UTF-8 encoding stored as 1250 (ANSI - Centraal Europa) in local variable

Hi,

I recieve an xml throughout http request which is utf-8.

When I store a variable in workflow the encoding isn’t utf-8 but it seems to be 1250 (ANSI - Centraal Europa).

How do I set the preferences for workflow to accept UTF-8?

I attached a sample workflow and XML

test_diacritical_mark.OL-workflow (29.7 KB) 20201209153605.xml (254 Bytes)

I also tested it with email output and in the subject the encoding isn’t working, but the body it is.

when you test with this file the output also in the body is broken.

I’m really out of options what to do now

20201210153125.xml (254 Bytes)

image

Workflow does not fully support UTF-8.
You have to convert your file using the Translator task.

I can confirm that. In one project I constantly have to convert from utf-8 to latin-1 and back. And if the data has to be generated as CSV for Excel in UTF-8, care has to be taken to add the BOM and for certain workflow conversions the BOM has to be removed again.

Meanwhile so many projects are connected with web page requests (Ajax requests). It would be nice if the workflow could take over this encoding.

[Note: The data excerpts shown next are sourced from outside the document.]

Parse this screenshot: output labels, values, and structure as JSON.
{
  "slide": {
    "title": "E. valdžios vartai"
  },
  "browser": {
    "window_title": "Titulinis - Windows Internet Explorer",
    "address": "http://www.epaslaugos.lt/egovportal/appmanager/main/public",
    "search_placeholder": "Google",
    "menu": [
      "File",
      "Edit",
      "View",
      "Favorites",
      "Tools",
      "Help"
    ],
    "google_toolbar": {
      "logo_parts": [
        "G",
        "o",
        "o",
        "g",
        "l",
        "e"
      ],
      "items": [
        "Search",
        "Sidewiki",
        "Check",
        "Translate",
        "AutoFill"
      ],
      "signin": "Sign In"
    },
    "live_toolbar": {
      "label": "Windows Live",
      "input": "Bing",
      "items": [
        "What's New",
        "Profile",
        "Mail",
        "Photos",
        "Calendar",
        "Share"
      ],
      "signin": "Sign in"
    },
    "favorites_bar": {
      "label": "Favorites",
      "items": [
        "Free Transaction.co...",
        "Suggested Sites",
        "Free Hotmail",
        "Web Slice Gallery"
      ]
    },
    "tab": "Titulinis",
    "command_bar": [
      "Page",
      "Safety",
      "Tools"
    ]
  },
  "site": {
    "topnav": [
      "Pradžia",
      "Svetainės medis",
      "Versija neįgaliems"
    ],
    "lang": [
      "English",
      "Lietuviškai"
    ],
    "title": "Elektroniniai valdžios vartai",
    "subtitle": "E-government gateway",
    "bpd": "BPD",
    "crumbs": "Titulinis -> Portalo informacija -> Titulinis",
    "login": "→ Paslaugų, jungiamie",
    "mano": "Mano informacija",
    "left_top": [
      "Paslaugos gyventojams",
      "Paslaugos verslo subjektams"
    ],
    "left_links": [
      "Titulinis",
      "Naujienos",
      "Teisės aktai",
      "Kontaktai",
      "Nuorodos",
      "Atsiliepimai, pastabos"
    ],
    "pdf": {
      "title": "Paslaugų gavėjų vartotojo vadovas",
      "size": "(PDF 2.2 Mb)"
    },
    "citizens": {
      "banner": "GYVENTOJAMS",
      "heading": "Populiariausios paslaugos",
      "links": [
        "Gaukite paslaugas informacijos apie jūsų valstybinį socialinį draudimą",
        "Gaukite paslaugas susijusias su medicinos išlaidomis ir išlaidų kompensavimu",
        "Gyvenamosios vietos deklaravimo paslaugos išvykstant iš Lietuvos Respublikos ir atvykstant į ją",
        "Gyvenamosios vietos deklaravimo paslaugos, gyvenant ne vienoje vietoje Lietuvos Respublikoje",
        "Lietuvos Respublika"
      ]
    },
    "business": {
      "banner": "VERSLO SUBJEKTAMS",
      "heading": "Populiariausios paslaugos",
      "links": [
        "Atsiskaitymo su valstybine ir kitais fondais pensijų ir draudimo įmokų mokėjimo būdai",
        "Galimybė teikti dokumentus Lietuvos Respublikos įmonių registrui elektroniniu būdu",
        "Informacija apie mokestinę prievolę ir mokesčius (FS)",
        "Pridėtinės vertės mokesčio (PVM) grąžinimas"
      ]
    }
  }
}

The worst case is when you don’t know reliably in which character encoding the input file will come. Is there any way to determine the character encoding?

Except for XML, which defines an encoding attribute, the other text-based data formats have no way of natively storing the encoding of characters. Even the BOM that some software prepend to UTF-8 files is not actually part of the UTF-8 standard, so you can’t rely on its presence/absence to identify the encoding.

Why not use the XML directly?